Площадь Разгуляй (Додин) - страница 61

Но, конечно, забыто не его другом Абелем Розенфельдом и Розой, в 1856 году вышедшей замуж за Франца Дитера Гааза – племянника покойного доктора.

Бабушка помнила доктора Гааза с детства — высокого, сухого старика во фраке с Владимирским крестом в петлице, в старых башмаках с пряжками и в высоких чулках, а по зимам — в порыжелых высоких сапогах и старой волчьей шубе, шагающего по Варварке к их дому…

И еще яснее, четче помнила она, как постоянно непроницаемо суровый со всеми своими полуавгустейшими клиентами, — улыбающийся Абель Розенфельд, ее дядя, — встречал на пороге своей главной конторы в Камергерском чинно шествовавшего к нему его «тюремного доктора». Которого за глаза называл своим святым. Бабушка так и не определила, прожив Мафусаилову жизнь, кем установлено было неукоснительное требование – хранить в тайне финансирование Розенфельдом благодеяний доктора, чтобы не оскорблять достоинства несчастных арестантов.

Самим Абелем или доктором Гаазом? Однако тайну «одного анонимного дарителя» и она хранила долгие годы, раскрыв ее мне, своему правнуку, в назидание и напутствие…

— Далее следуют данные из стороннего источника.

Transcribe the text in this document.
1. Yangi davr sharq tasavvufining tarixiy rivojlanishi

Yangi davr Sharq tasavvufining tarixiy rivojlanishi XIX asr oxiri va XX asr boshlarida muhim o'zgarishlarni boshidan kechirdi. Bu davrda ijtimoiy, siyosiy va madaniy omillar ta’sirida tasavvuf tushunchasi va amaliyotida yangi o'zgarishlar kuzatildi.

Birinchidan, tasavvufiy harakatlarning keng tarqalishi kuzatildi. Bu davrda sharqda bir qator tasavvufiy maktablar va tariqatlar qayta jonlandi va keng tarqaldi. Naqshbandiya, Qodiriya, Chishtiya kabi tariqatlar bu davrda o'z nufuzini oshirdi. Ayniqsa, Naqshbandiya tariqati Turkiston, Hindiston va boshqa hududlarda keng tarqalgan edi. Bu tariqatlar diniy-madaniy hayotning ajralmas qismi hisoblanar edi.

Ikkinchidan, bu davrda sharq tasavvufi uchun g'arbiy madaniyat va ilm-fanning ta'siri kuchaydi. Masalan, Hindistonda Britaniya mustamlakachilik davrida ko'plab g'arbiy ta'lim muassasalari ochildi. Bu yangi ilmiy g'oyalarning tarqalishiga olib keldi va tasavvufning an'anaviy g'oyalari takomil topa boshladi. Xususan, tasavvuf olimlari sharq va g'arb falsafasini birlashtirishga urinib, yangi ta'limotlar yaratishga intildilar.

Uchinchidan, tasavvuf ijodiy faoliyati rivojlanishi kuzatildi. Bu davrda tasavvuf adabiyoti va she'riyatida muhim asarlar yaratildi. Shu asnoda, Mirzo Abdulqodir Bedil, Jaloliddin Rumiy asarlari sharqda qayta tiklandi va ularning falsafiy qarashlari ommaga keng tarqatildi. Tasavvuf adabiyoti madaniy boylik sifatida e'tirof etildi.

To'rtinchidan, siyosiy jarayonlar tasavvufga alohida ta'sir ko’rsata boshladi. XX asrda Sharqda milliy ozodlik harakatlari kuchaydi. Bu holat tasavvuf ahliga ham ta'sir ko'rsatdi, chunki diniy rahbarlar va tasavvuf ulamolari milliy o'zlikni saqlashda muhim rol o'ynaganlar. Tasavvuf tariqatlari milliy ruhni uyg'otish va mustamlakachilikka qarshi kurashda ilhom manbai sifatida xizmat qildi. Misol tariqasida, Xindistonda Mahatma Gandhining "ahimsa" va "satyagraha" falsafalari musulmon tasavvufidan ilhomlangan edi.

В конце 1889 года, принимая у себя, теперь уже в доме по Доброслободскому переулку, Анатолия Федоровича Кони, давнего друга их семьи, она вспомнила всеми забытого «тюремного доктора». Бабушка, за месяц до того, похоронила своего второго мужа Симона ван Майера (Франц Дитер Гааз, тоже врач, погиб во время эпидемии холеры в 1859 году). Настроение ее было, мало сказать, не располагавшим к дискуссиям на посторонние темы. Но память о «святом докторе» покоя ей не давала.

Поэтому в январе следующего года Анатолий Федорович выступил в юридическом обществе Санкт—Петербурга с докладомнапоминанием русскому «обществу», упивавшемуся своим общечеловеческим культуртрегерством, об одном из замечательных его деятелей. Конечно, Кони ошибся: никогда Фридрих Иосиф Гааз не был деятелем этого общества: русское общество не простило ему, прежде всего, его нерусского происхождения.

Последнее обстоятельство сыграло главную роль в том, что оно задержало еще на 19 лет — после выступления Кони — открытие памятника доктору Гаазу, средства на который собраны были по каторжным окраинам России, в Москве, банкирским домом Абеля Розенфельда. Сумма была настолько велика, что после 1 октября 1909 года, когда памятник «святому доктору» во дворе его Гаазовской (официально Александровской) больницы был открыт, многотысячной толпе, собравшейся почтить память Фридриха Иосифа Гааза, было сообщено, что в России учреждено «Ольгинское благотворительное общество в память доктора Ф. И. Гааза» с фондом в 20000 рублей в год».